Taking those matters into account, I have concluded that the Down Down tickets for the sample products would not have been misleading if the products had been sold at the ‘Was’ price for a minimum period of twelve weeks immediately preceding the Down Down promotion. This reflects a conclusion that, if an ordinary consumer were told that the product had been ordinarily sold by Coles at the ‘Was’ price for a period of twelve weeks immediately prior to the Down Down promotion, the consumer would believe that the Down Down price was a genuine discount to the ‘Was’ price. Conversely, if the ordinary consumer were told that the product had been ordinarily sold by Coles at the ‘Was’ price for a period that was materially shorter than twelve weeks, the consumer would not believe that the Down Down price was a genuine discount to the ‘Was’ price.

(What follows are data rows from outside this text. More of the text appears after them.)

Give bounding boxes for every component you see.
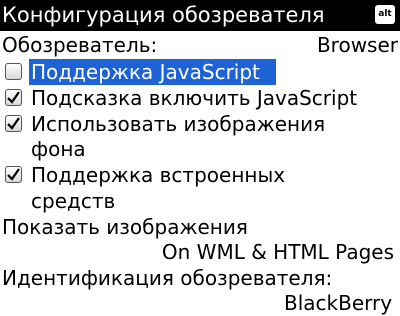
title-bar: Конфигурация обозревателя alt [0,0,400,31]
option-background-images-cont: фона [0,136,400,162]
show-images-label: Показать изображения [2,215,248,239]
browser-label: Обозреватель: [2,33,158,57]
window-title: Конфигурация обозревателя [2,3,325,27]
background-images-checkbox[interactable] [5,115,22,132]
browser-value[interactable]: Browser [317,32,398,58]
background-images-label-line1: Использовать изображения [31,112,326,136]
javascript-support-checkbox[interactable] [5,63,22,80]
browser-id-dropdown[interactable]: BlackBerry [284,290,392,316]
checkmark-icon [7,168,20,181]
option-javascript-support[interactable]: Поддержка JavaScript [0,59,400,85]
javascript-prompt-label: Подсказка включить JavaScript [31,86,358,110]
option-background-images[interactable]: Использовать изображения [0,111,400,137]
javascript-prompt-checkbox[interactable] [5,89,22,106]
show-images-row: Показать изображения [0,214,400,240]
browser-id-row: Идентификация обозревателя: [0,265,400,291]
option-embedded-media[interactable]: Поддержка встроенных [0,162,400,188]
browser-row[interactable]: Обозреватель: Browser [0,32,400,58]
browser-id-value-row[interactable]: BlackBerry [0,290,400,316]
show-images-value-row[interactable]: On WML & HTML Pages [0,239,400,265]
background-images-label-line2: фона [31,137,86,161]
javascript-support-label: Поддержка JavaScript [31,60,260,84]
option-javascript-prompt[interactable]: Подсказка включить JavaScript [0,85,400,111]
browser-id-label: Идентификация обозревателя: [2,266,333,290]
option-embedded-media-cont: средств [0,188,400,214]
alt-indicator-icon: alt [375,5,395,24]
show-images-dropdown[interactable]: On WML & HTML Pages [162,239,394,265]
embedded-media-label-line1: Поддержка встроенных [31,163,286,187]
embedded-media-checkbox[interactable] [5,166,22,183]
checkmark-icon [7,91,20,104]
checkmark-icon [7,117,20,130]
embedded-media-label-line2: средств [31,189,116,213]
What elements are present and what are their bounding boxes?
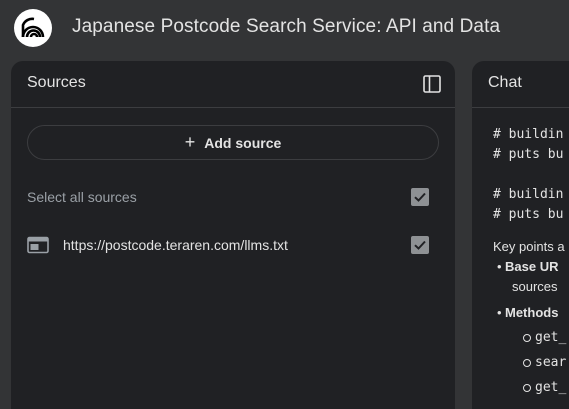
sources-panel: Sources + Add source Select all sources bbox=[11, 61, 455, 409]
collapse-panel-icon[interactable] bbox=[422, 74, 442, 94]
select-all-row[interactable]: Select all sources bbox=[27, 185, 439, 209]
chat-title: Chat bbox=[488, 74, 522, 91]
chat-panel: Chat # buildin # puts bu # buildin # put… bbox=[472, 61, 569, 409]
code-line: # buildin bbox=[493, 127, 564, 142]
bullet-item: Methods bbox=[493, 303, 569, 323]
source-checkbox[interactable] bbox=[411, 236, 429, 254]
source-item[interactable]: https://postcode.teraren.com/llms.txt bbox=[27, 233, 439, 257]
select-all-checkbox[interactable] bbox=[411, 188, 429, 206]
bullet-item: Base UR bbox=[493, 257, 569, 277]
sources-title: Sources bbox=[27, 74, 86, 91]
code-line: # puts bu bbox=[493, 147, 564, 162]
sources-header: Sources bbox=[11, 61, 455, 108]
select-all-label: Select all sources bbox=[27, 189, 137, 205]
add-source-button[interactable]: + Add source bbox=[27, 125, 439, 160]
notebook-title[interactable]: Japanese Postcode Search Service: API an… bbox=[72, 16, 500, 38]
key-points-text: Key points a bbox=[493, 239, 565, 254]
add-source-label: Add source bbox=[204, 134, 282, 151]
bullet-bold: Base UR bbox=[505, 259, 559, 274]
notebooklm-logo-icon[interactable] bbox=[14, 9, 52, 47]
sub-bullet-item: sear bbox=[493, 350, 569, 375]
web-source-icon bbox=[27, 236, 49, 254]
sub-bullet-item: get_ bbox=[493, 375, 569, 400]
bullet-bold: Methods bbox=[505, 305, 559, 320]
chat-message: # buildin # puts bu # buildin # puts bu … bbox=[493, 125, 569, 400]
source-label[interactable]: https://postcode.teraren.com/llms.txt bbox=[63, 237, 288, 253]
bullet-continuation: sources bbox=[512, 279, 558, 294]
code-line: # buildin bbox=[493, 187, 564, 202]
check-icon bbox=[414, 240, 426, 250]
check-icon bbox=[414, 192, 426, 202]
plus-icon: + bbox=[184, 131, 196, 152]
chat-header: Chat bbox=[472, 61, 569, 108]
sub-bullet-item: get_ bbox=[493, 325, 569, 350]
top-bar: Japanese Postcode Search Service: API an… bbox=[0, 0, 569, 56]
code-line: # puts bu bbox=[493, 207, 564, 222]
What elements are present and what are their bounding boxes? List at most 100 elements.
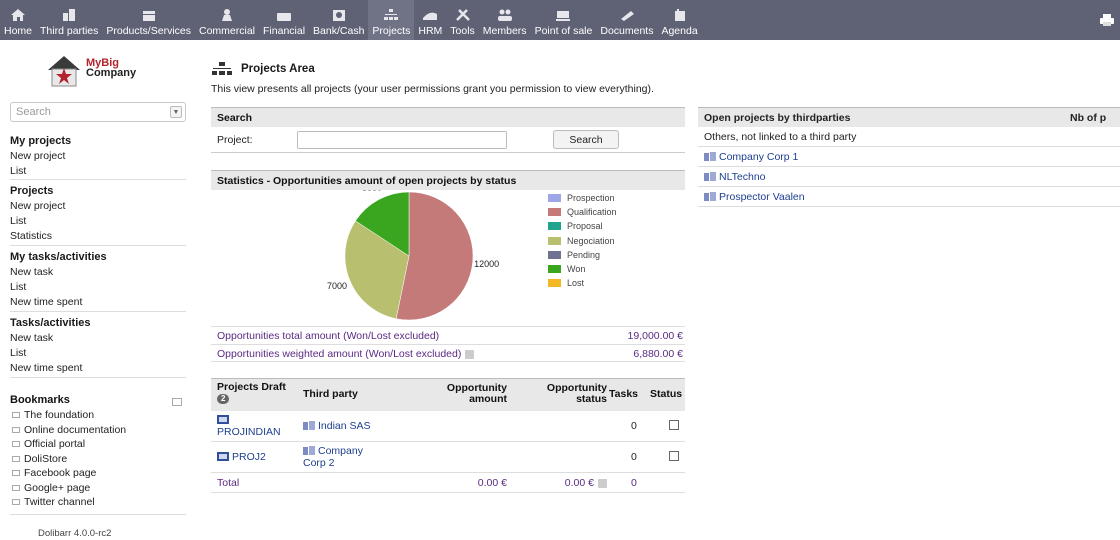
tools-icon xyxy=(453,7,473,23)
company-logo[interactable]: MyBig Company xyxy=(46,54,156,90)
sidebar-block-my-projects: My projects New project List xyxy=(10,134,186,180)
total-amount: 0.00 € xyxy=(477,477,507,489)
bookmark-item[interactable]: Twitter channel xyxy=(10,495,186,510)
table-total-row: Total 0.00 € 0.00 € 0 xyxy=(211,473,685,493)
sidebar-item-list[interactable]: List xyxy=(10,346,186,361)
sidebar-item-list[interactable]: List xyxy=(10,280,186,295)
company-icon xyxy=(303,446,315,455)
thirdparty-link[interactable]: Company Corp 1 xyxy=(719,151,798,163)
legend-item-pending: Pending xyxy=(548,249,600,261)
menu-home[interactable]: Home xyxy=(0,0,36,40)
col-status[interactable]: Status xyxy=(650,389,682,400)
menu-documents[interactable]: Documents xyxy=(596,0,657,40)
sidebar-title-tasks[interactable]: Tasks/activities xyxy=(10,316,186,331)
status-checkbox[interactable] xyxy=(669,451,679,461)
col-third-party[interactable]: Third party xyxy=(303,389,358,400)
info-icon[interactable] xyxy=(465,349,475,359)
company-icon xyxy=(704,172,716,181)
legend-label: Prospection xyxy=(567,193,615,203)
menu-bank-cash[interactable]: Bank/Cash xyxy=(309,0,368,40)
search-dropdown-icon[interactable]: ▼ xyxy=(170,106,182,118)
legend-label: Lost xyxy=(567,278,585,289)
list-item: NLTechno xyxy=(698,167,1120,187)
bookmarks-title[interactable]: Bookmarks xyxy=(10,394,70,406)
left-sidebar: MyBig Company ▼ My projects New project … xyxy=(0,40,195,540)
col-opportunity-amount[interactable]: Opportunity amount xyxy=(423,383,507,405)
legend-swatch xyxy=(548,279,561,288)
sidebar-block-my-tasks: My tasks/activities New task List New ti… xyxy=(10,250,186,312)
menu-third-parties[interactable]: Third parties xyxy=(36,0,102,40)
menu-point-of-sale[interactable]: Point of sale xyxy=(531,0,597,40)
project-ref-link[interactable]: PROJ2 xyxy=(232,451,266,463)
members-icon xyxy=(495,7,515,23)
legend-label: Pending xyxy=(567,249,601,260)
bookmark-icon xyxy=(12,470,20,477)
sidebar-item-new-project[interactable]: New project xyxy=(10,199,186,214)
opportunities-pie-chart: 12000 7000 3550 Prospection Qualification Pr… xyxy=(211,190,685,320)
sidebar-title-my-tasks[interactable]: My tasks/activities xyxy=(10,250,186,265)
thirdparty-link[interactable]: Prospector Vaalen xyxy=(719,191,805,203)
sidebar-title-projects[interactable]: Projects xyxy=(10,184,186,199)
bookmark-item[interactable]: Official portal xyxy=(10,437,186,452)
tasks-count: 0 xyxy=(631,451,637,463)
table-row: PROJ2 Company Corp 2 0 xyxy=(211,442,685,473)
company-icon xyxy=(303,421,315,430)
bookmark-edit-icon[interactable] xyxy=(172,395,182,406)
sidebar-block-projects: Projects New project List Statistics xyxy=(10,184,186,246)
col-tasks[interactable]: Tasks xyxy=(609,389,638,400)
printer-icon[interactable] xyxy=(1100,14,1114,26)
sidebar-title-my-projects[interactable]: My projects xyxy=(10,134,186,149)
project-label: Project: xyxy=(217,134,253,146)
list-item: Others, not linked to a third party xyxy=(698,127,1120,147)
search-button[interactable]: Search xyxy=(553,130,619,149)
bookmark-item[interactable]: Online documentation xyxy=(10,423,186,438)
col-projects-draft[interactable]: Projects Draft xyxy=(217,381,286,393)
opp-total-value: 19,000.00 € xyxy=(627,330,683,342)
menu-tools[interactable]: Tools xyxy=(446,0,479,40)
sidebar-item-new-time-spent[interactable]: New time spent xyxy=(10,295,186,310)
sidebar-item-statistics[interactable]: Statistics xyxy=(10,229,186,244)
sidebar-search: ▼ xyxy=(10,102,186,122)
project-ref-link[interactable]: PROJINDIAN xyxy=(217,426,281,438)
legend-label: Qualification xyxy=(567,207,617,218)
bookmark-item[interactable]: Google+ page xyxy=(10,481,186,496)
sidebar-item-new-task[interactable]: New task xyxy=(10,331,186,346)
menu-agenda[interactable]: Agenda xyxy=(657,0,701,40)
menu-financial[interactable]: Financial xyxy=(259,0,309,40)
bookmark-item[interactable]: The foundation xyxy=(10,408,186,423)
projects-icon xyxy=(381,7,401,23)
legend-swatch xyxy=(548,236,561,245)
others-label: Others, not linked to a third party xyxy=(704,131,857,143)
home-icon xyxy=(8,7,28,23)
project-search-input[interactable] xyxy=(297,131,507,149)
menu-commercial[interactable]: Commercial xyxy=(195,0,259,40)
menu-projects[interactable]: Projects xyxy=(368,0,415,40)
bookmark-item[interactable]: DoliStore xyxy=(10,452,186,467)
open-projects-by-thirdparties: Open projects by thirdparties Nb of p Ot… xyxy=(698,107,1120,207)
search-panel-title: Search xyxy=(211,107,685,127)
sidebar-item-new-project[interactable]: New project xyxy=(10,149,186,164)
legend-item-lost: Lost xyxy=(548,277,584,289)
sidebar-item-list[interactable]: List xyxy=(10,214,186,229)
menu-hrm[interactable]: HRM xyxy=(414,0,446,40)
legend-swatch xyxy=(548,208,561,217)
table-row: PROJINDIAN Indian SAS 0 xyxy=(211,411,685,442)
bookmark-item[interactable]: Facebook page xyxy=(10,466,186,481)
thirdparty-link[interactable]: Indian SAS xyxy=(318,420,371,432)
menu-products-services[interactable]: Products/Services xyxy=(102,0,195,40)
thirdparty-link[interactable]: NLTechno xyxy=(719,171,766,183)
col-opportunity-status[interactable]: Opportunity status xyxy=(527,383,607,405)
search-input[interactable] xyxy=(11,103,167,121)
pie-value-label: 7000 xyxy=(327,281,347,291)
opp-total-label: Opportunities total amount (Won/Lost exc… xyxy=(217,330,440,342)
legend-swatch xyxy=(548,250,561,259)
sidebar-item-new-time-spent[interactable]: New time spent xyxy=(10,361,186,376)
sidebar-item-list[interactable]: List xyxy=(10,164,186,179)
sidebar-item-new-task[interactable]: New task xyxy=(10,265,186,280)
info-icon[interactable] xyxy=(598,478,607,488)
bookmark-icon xyxy=(12,484,20,491)
menu-members[interactable]: Members xyxy=(479,0,531,40)
company-icon xyxy=(704,152,716,161)
legend-item-proposal: Proposal xyxy=(548,220,603,232)
status-checkbox[interactable] xyxy=(669,420,679,430)
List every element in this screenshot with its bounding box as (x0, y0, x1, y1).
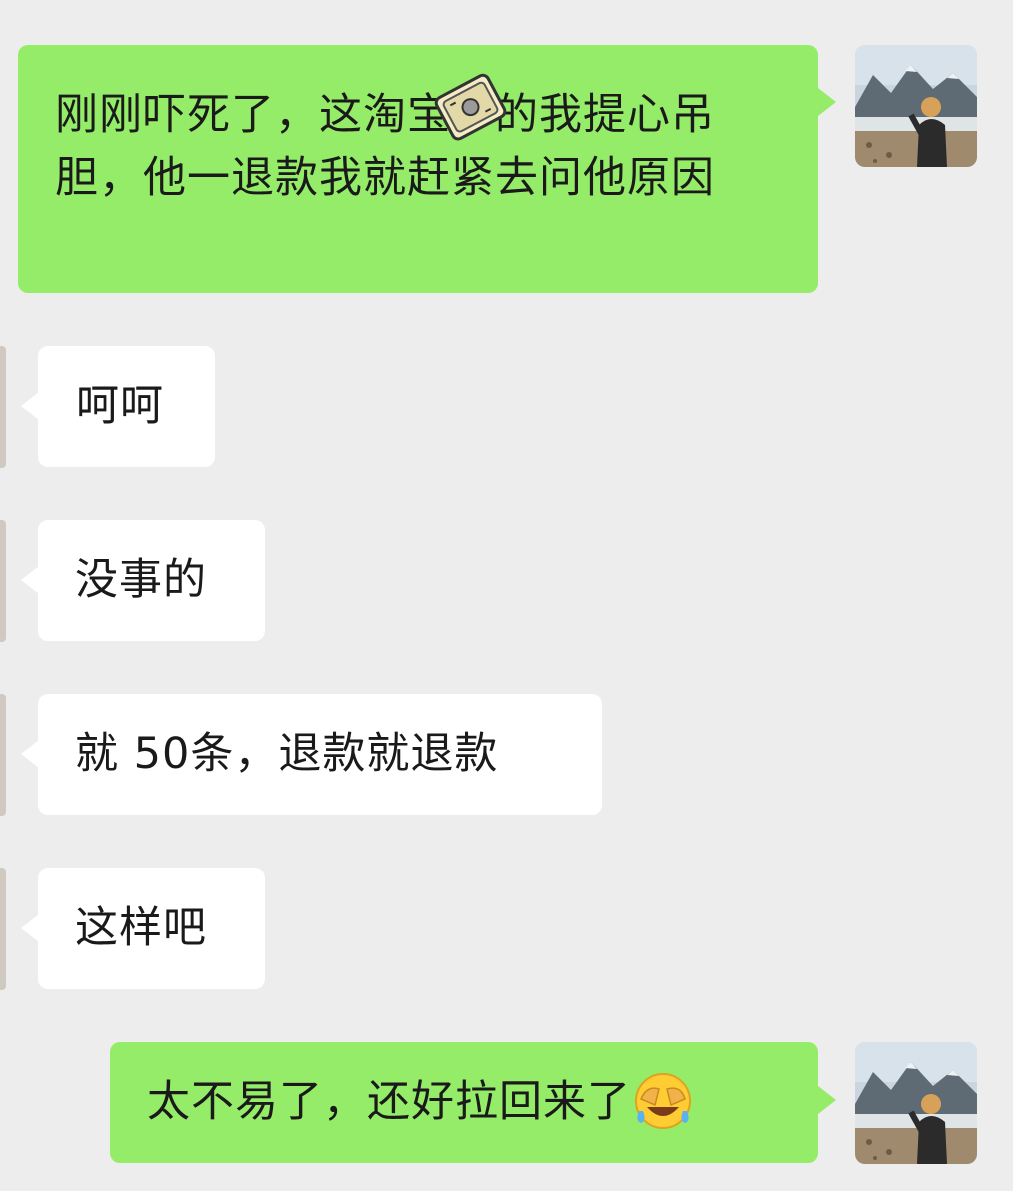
message-bubble-received-1[interactable]: 呵呵 (38, 346, 215, 467)
my-avatar[interactable] (855, 1042, 977, 1164)
bubble-tail (21, 740, 39, 768)
message-text: 没事的 (75, 555, 207, 605)
my-avatar[interactable] (855, 45, 977, 167)
landscape-avatar-icon (855, 1042, 977, 1164)
message-bubble-received-4[interactable]: 这样吧 (38, 868, 265, 989)
bubble-tail (21, 914, 39, 942)
message-bubble-sent-1[interactable]: 刚刚吓死了，这淘宝干的我提心吊胆，他一退款我就赶紧去问他原因 (18, 45, 818, 293)
message-bubble-sent-2[interactable]: 太不易了，还好拉回来了 (110, 1042, 818, 1163)
sponge-sticker-icon (428, 70, 514, 146)
message-bubble-received-3[interactable]: 就 50条，退款就退款 (38, 694, 602, 815)
partner-avatar-edge[interactable] (0, 694, 6, 816)
landscape-avatar-icon (855, 45, 977, 167)
partner-avatar-edge[interactable] (0, 520, 6, 642)
crying-laughing-emoji-icon (635, 1072, 691, 1129)
bubble-tail (21, 392, 39, 420)
bubble-tail (818, 1086, 836, 1114)
partner-avatar-edge[interactable] (0, 346, 6, 468)
message-bubble-received-2[interactable]: 没事的 (38, 520, 265, 641)
message-text: 刚刚吓死了，这淘宝干的我提心吊胆，他一退款我就赶紧去问他原因 (55, 90, 715, 203)
bubble-tail (818, 88, 836, 116)
bubble-tail (21, 566, 39, 594)
message-text: 太不易了，还好拉回来了 (147, 1071, 818, 1134)
message-text: 这样吧 (75, 903, 207, 953)
message-text: 就 50条，退款就退款 (75, 729, 499, 779)
partner-avatar-edge[interactable] (0, 868, 6, 990)
message-text: 呵呵 (76, 381, 164, 431)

On that basis, I have concluded that thirteen of the fourteen Down Down tickets that were the subject of consideration in the joint liability trial were misleading because the relevant products were not sold at the ‘Was’ price stated on the ticket for a reasonable period and, as a consequence, the discount represented on the ticket was not genuine. It follows that, in offering the sample products on those Down Down tickets, Coles:
(a) engaged in conduct in trade or commerce that was misleading, in contravention of s 18(1) of the Australian Consumer Law (ACL); and
(b) made a misleading representation with respect to the price of the sample products in connection with the promotion of the supply of the sample products in trade or commerce, in contravention of s 29(1)(i) of the ACL.
I have concluded that the Down Down ticket for the Nature’s Gift Dog Food product, which offered the product at a price of $4.50, was not misleading because it did not include a ‘Was’ price on the Down Down ticket.